If you've ever opened a database connection, grabbed a file handle, or spun up a worker — and then watched your try...finally block balloon into something that felt more like scaffolding than real code — you know the problem. JavaScript has never had a clean built-in way to say "when this block is done, clean that up." Until now.
ES2026 finalizes Explicit Resource Management, a new language feature that adds using and await using declarations. They let you bind a resource's lifecycle to a block scope, so cleanup happens automatically no matter how the block exits — whether through normal return, an exception, or an early break.
The Problem with try...finally ​
Consider reading from a file in Node.js:
import { open } from "node:fs/promises";
async function readConfig(path) {
const file = await open(path, "r");
try {
const content = await file.readFile({ encoding: "utf8" });
return JSON.parse(content);
} finally {
await file.close(); // easy to forget, ugly to maintain
}
}
This works, but the try...finally pattern is noise — especially when you're managing multiple resources at once. Stack them, and you end up with nested blocks or a tangle of cleanup logic that has nothing to do with your actual business logic.

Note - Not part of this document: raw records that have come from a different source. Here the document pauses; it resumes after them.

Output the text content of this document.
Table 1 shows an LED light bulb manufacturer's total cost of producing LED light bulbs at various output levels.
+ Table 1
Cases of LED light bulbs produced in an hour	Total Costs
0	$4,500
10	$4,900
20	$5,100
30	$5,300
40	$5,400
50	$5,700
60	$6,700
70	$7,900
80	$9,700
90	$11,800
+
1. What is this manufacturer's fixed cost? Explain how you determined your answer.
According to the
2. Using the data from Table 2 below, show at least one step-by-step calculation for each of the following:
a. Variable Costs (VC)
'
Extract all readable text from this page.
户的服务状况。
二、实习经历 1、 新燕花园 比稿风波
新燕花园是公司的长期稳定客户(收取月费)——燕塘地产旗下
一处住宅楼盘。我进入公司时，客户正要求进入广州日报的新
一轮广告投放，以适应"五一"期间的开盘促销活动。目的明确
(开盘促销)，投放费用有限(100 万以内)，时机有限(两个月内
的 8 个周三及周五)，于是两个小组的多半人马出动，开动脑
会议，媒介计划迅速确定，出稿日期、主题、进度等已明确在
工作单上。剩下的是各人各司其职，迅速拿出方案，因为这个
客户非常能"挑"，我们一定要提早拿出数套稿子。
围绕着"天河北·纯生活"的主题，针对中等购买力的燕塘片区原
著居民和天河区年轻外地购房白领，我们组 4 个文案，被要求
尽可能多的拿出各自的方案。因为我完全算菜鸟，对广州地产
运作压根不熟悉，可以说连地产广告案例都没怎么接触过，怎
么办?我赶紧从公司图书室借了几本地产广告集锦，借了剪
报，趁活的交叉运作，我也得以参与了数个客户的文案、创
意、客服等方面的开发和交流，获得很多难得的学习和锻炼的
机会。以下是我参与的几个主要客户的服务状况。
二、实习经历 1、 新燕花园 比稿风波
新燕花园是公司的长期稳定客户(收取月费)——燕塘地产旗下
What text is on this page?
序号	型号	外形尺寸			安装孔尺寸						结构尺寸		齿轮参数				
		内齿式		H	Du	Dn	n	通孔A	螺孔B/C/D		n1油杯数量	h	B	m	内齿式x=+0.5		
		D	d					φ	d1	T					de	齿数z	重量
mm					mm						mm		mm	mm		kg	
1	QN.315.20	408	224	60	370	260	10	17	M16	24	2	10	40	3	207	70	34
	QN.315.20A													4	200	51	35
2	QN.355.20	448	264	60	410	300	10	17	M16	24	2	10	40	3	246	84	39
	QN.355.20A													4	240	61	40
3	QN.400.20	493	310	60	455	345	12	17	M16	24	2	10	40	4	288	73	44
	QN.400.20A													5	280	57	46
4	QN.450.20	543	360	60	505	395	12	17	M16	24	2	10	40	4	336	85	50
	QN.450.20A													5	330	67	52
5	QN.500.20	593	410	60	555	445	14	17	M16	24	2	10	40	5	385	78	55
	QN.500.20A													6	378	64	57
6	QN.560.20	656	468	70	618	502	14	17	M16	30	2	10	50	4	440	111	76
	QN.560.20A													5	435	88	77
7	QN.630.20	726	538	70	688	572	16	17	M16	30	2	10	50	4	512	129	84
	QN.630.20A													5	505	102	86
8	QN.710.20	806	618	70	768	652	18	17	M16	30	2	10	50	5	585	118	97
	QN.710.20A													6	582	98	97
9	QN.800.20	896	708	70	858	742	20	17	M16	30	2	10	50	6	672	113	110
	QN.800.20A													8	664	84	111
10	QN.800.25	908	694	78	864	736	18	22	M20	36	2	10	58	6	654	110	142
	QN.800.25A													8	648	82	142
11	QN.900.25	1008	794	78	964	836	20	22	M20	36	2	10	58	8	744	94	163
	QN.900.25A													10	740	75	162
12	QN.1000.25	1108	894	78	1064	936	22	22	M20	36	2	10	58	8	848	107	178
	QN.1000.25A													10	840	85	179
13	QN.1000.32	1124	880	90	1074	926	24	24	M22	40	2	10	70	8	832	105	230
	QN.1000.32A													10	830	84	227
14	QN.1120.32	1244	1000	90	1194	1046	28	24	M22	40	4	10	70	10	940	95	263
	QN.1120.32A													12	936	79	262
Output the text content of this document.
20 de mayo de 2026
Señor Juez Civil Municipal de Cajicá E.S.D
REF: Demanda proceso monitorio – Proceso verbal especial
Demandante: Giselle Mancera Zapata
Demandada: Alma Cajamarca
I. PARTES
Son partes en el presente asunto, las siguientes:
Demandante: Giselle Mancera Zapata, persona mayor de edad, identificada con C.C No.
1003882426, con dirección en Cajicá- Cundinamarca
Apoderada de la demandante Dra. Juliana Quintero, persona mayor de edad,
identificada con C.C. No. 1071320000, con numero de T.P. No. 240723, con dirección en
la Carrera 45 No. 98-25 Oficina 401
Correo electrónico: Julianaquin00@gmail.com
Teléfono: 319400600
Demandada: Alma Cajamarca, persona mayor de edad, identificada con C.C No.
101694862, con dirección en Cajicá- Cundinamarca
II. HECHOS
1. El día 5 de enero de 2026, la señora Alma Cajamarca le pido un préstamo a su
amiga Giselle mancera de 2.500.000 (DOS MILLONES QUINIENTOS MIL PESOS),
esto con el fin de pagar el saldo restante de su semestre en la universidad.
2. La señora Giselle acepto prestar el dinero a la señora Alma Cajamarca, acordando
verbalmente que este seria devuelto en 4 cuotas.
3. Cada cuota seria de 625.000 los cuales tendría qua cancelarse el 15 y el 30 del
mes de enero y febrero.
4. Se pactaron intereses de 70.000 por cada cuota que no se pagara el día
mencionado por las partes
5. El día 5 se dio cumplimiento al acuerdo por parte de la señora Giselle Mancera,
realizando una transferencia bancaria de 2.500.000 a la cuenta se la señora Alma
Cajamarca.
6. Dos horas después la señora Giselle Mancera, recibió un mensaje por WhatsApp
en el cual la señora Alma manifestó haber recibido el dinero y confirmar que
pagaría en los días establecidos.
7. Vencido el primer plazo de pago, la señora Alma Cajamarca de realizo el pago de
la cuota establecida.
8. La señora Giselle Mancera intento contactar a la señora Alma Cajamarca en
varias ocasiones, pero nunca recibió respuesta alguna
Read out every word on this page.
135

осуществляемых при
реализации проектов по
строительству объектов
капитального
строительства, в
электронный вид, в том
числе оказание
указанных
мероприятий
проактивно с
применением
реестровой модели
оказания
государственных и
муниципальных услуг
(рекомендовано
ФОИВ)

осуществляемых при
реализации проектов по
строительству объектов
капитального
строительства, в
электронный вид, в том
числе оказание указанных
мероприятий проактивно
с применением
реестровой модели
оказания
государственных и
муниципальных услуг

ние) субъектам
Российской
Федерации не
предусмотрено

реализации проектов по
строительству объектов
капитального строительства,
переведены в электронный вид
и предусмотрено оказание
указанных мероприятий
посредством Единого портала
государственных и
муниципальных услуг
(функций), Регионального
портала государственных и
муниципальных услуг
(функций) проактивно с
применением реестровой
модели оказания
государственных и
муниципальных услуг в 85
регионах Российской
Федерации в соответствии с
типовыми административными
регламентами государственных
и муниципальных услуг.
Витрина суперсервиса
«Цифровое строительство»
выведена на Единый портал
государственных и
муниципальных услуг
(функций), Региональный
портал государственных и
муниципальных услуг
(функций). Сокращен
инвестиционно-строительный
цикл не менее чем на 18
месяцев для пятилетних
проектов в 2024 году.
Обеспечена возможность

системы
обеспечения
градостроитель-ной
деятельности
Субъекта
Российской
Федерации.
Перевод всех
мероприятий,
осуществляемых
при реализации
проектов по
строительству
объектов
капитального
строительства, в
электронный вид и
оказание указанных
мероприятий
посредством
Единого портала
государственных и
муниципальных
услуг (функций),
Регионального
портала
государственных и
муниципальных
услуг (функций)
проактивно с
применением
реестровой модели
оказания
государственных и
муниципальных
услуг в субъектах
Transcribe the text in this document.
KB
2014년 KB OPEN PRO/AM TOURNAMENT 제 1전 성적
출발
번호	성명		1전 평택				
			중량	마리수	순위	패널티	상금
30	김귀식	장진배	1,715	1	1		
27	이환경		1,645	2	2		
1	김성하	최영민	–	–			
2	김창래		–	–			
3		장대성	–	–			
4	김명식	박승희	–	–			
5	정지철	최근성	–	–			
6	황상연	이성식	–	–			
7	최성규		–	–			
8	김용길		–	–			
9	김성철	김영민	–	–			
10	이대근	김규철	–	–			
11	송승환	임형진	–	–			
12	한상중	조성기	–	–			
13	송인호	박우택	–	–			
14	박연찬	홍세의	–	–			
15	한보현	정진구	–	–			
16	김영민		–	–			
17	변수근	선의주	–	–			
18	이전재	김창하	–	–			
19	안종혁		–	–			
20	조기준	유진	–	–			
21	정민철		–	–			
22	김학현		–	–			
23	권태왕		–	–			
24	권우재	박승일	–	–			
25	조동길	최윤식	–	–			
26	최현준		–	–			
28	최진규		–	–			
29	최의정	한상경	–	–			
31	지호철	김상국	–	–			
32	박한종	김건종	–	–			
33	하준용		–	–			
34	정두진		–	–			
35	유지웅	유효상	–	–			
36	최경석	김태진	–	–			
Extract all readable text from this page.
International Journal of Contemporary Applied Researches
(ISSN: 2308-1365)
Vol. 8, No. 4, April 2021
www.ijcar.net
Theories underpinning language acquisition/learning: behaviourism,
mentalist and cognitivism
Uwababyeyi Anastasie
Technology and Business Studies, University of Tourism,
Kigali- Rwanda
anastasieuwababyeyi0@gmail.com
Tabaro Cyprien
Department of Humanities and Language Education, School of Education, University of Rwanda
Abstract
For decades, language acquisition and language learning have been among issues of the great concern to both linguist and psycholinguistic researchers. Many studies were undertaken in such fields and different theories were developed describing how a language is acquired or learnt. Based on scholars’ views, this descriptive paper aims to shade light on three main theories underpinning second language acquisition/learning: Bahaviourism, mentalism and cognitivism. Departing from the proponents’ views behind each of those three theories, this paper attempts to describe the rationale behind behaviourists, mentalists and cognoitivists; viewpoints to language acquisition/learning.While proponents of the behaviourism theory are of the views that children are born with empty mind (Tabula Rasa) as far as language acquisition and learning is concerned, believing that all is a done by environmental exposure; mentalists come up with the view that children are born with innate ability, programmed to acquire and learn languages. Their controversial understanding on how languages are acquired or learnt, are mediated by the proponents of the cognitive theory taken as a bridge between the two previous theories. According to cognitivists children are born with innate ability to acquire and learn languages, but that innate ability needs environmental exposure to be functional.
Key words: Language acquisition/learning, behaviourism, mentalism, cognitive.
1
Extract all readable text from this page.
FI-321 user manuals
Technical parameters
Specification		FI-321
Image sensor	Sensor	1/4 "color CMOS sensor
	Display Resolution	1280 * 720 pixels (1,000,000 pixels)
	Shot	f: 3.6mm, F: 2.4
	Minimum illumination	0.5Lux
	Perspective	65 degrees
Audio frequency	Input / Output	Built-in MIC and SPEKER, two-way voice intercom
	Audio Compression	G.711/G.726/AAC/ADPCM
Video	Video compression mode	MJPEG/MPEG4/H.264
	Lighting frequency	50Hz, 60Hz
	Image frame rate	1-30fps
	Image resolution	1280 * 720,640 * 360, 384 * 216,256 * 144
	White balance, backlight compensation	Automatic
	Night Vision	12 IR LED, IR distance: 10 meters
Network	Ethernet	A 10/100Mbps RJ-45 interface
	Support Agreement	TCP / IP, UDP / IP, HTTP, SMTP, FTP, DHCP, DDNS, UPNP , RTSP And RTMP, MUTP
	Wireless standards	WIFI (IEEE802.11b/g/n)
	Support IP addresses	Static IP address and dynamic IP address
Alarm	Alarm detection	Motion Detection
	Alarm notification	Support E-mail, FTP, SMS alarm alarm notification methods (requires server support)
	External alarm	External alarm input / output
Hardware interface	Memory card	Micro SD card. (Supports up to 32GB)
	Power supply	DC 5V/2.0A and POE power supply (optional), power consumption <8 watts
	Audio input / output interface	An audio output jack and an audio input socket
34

Introducing using and await using ​
Any object that implements [Symbol.dispose]() (sync) or [Symbol.asyncDispose]() (async) can be used with the new declarations. When the surrounding block exits, JavaScript automatically calls the dispose method — no finally required.
Here's the file example rewritten:
import { open } from "node:fs/promises";
function makeDisposableFile(file) {
return {
file,
[Symbol.asyncDispose]() {
return file.close();
},
};
}
async function readConfig(path) {
await using handle = makeDisposableFile(await open(path, "r"));
const content = await handle.file.readFile({ encoding: "utf8" });
return JSON.parse(content); // file.close() runs automatically here
}
The await in await using doesn't pause at declaration time — it tells JavaScript to await the async disposal when the block exits. If an exception is thrown before the block ends, disposal still runs.
For synchronous resources, drop the await:
function getDbConnection() {
const conn = openDbSync();
return {
conn,
[Symbol.dispose]() {
conn.close();
},
};
}
function getUserCount() {
using db = getDbConnection();
return db.conn.query("SELECT COUNT(*) FROM users")[0];
// conn.close() runs here, even if query throws
}
Managing Multiple Resources with DisposableStack ​
When you need to acquire several resources in sequence, DisposableStack (sync) and AsyncDisposableStack (async) give you a container to register them all. They dispose in LIFO order — last acquired, first released — which matches the natural dependency order of most resource chains.
async function processJob(jobId) {
await using stack = new AsyncDisposableStack();
const db = stack.use(await openDbConnection());
const lock = stack.use(await acquireLock(`job:${jobId}`));
const logger = stack.use(await openLogStream(jobId));
logger.write(`Starting job ${jobId}`);
const data = await db.query(`SELECT * FROM jobs WHERE id = ?`, [jobId]);
await processData(data, logger);
// On exit: logger closes, then lock releases, then db closes
}
stack.use() registers a disposable and returns it. If acquiring a later resource throws, only the resources already registered get cleaned up — no leaks, no manual rollback logic.
Support and Tooling ​
TypeScript has supported using and await using since version 5.2 — you can use it today if you're on a recent TS setup. On the runtime side, Node.js 22+ supports it natively, and Chrome 123+ and Firefox 119+ ship it without flags. For older targets, Vite, esbuild, and webpack all transpile it correctly.
The real payoff isn't just fewer lines of code — it's that resource cleanup becomes impossible to accidentally skip. Libraries are already starting to ship [Symbol.dispose]-compatible handles (the Node.js FileHandle from fs/promises being one example), and the pattern will only become more common as the ecosystem catches up.
If you're building anything that touches files, connections, locks, or streams, this is worth adding to your toolkit now. Check out the V8 explainer and the TC39 proposal repo for the full spec details.